Franchise Brands said its strong performance had been driven by the "outstanding growth" of its Metro Rod franchises, which have seen system sales for the quarter increase 32% year-on-year.

The AIM-listed firm did note its Willow Pumps subsidiary had been "slower to recover" from the reduced Covid-related volumes of 2020, particularly in the supply and installation part of the business.
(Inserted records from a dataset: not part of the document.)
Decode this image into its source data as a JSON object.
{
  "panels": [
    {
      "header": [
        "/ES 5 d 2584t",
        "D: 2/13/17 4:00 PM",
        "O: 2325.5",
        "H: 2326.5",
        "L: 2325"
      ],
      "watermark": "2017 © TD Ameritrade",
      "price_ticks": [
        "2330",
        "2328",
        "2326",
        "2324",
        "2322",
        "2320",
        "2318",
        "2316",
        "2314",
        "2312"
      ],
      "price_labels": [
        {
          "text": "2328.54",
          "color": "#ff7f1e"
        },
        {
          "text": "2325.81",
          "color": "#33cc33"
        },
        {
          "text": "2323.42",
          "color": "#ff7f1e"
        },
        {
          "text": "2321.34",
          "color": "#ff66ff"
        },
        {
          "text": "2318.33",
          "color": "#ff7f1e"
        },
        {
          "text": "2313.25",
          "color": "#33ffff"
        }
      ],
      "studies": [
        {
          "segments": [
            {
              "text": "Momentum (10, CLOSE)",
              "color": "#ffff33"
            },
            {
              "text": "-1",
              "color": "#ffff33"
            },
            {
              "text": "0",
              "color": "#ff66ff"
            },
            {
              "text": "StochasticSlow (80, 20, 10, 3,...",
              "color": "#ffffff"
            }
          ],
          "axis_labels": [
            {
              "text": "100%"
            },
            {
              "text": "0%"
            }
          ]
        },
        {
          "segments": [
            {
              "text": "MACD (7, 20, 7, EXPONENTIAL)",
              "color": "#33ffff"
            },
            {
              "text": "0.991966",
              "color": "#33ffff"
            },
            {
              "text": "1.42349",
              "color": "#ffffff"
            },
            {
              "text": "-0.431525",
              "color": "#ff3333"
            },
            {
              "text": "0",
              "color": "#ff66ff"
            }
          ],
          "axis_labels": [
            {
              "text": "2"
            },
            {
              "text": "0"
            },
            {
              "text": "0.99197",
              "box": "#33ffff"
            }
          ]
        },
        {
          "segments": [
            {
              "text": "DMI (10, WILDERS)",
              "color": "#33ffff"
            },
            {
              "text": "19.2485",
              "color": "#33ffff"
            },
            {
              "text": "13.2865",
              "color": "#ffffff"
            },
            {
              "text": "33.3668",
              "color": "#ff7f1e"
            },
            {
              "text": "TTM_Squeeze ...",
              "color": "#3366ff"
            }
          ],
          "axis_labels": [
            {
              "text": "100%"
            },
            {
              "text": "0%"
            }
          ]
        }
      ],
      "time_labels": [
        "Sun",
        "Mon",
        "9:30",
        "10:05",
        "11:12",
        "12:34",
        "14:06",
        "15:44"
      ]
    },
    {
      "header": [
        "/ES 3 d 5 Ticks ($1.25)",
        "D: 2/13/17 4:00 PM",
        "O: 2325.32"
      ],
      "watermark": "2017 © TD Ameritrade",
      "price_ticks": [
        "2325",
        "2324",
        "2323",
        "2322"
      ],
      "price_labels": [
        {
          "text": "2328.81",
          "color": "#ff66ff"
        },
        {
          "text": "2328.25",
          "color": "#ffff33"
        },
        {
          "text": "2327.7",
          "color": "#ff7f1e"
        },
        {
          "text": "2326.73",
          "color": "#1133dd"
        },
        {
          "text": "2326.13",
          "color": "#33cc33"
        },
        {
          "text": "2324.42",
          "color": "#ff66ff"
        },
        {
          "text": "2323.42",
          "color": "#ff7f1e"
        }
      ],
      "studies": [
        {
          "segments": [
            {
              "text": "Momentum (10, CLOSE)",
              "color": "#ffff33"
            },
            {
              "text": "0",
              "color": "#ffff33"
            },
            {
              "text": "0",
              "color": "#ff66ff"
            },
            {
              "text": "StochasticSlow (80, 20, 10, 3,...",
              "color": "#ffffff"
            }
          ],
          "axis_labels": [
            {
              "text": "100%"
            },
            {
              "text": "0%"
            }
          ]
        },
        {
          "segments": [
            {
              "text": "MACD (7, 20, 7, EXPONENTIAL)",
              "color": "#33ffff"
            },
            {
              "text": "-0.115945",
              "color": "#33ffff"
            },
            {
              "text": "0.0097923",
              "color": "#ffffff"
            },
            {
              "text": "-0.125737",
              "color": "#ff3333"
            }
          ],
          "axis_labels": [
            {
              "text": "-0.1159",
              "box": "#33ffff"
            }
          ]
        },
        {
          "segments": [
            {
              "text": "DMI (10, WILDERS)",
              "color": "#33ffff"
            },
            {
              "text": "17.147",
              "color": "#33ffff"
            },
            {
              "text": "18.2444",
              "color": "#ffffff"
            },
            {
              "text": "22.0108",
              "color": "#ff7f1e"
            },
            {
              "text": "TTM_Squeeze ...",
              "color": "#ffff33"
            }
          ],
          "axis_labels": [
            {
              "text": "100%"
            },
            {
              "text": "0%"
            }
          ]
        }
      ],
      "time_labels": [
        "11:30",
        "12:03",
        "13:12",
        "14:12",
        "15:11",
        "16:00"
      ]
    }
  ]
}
Franchise stated it was "confident" of meeting current full-year consensus market expectations and reconfirmed its strategic financial target of run-rate turnover of £100.0m and adjusted underlying earnings of £15.0m by the end of 2023.

Chairman Stephen Hemsley said: "I am pleased with our Q3 performance which demonstrates the strength of our organic strategy and look forward to Q4 and the full-year result with confidence.

"The progress we are making with our digital platform is already beginning to transform our existing businesses and will provide a scaleable technology platform to support the accelerated development of businesses we will acquire in the future. We will therefore continue to invest significant resources in this area."

As of 1135 BST, Franchise Brands shares were up 1.44% at 140.50p.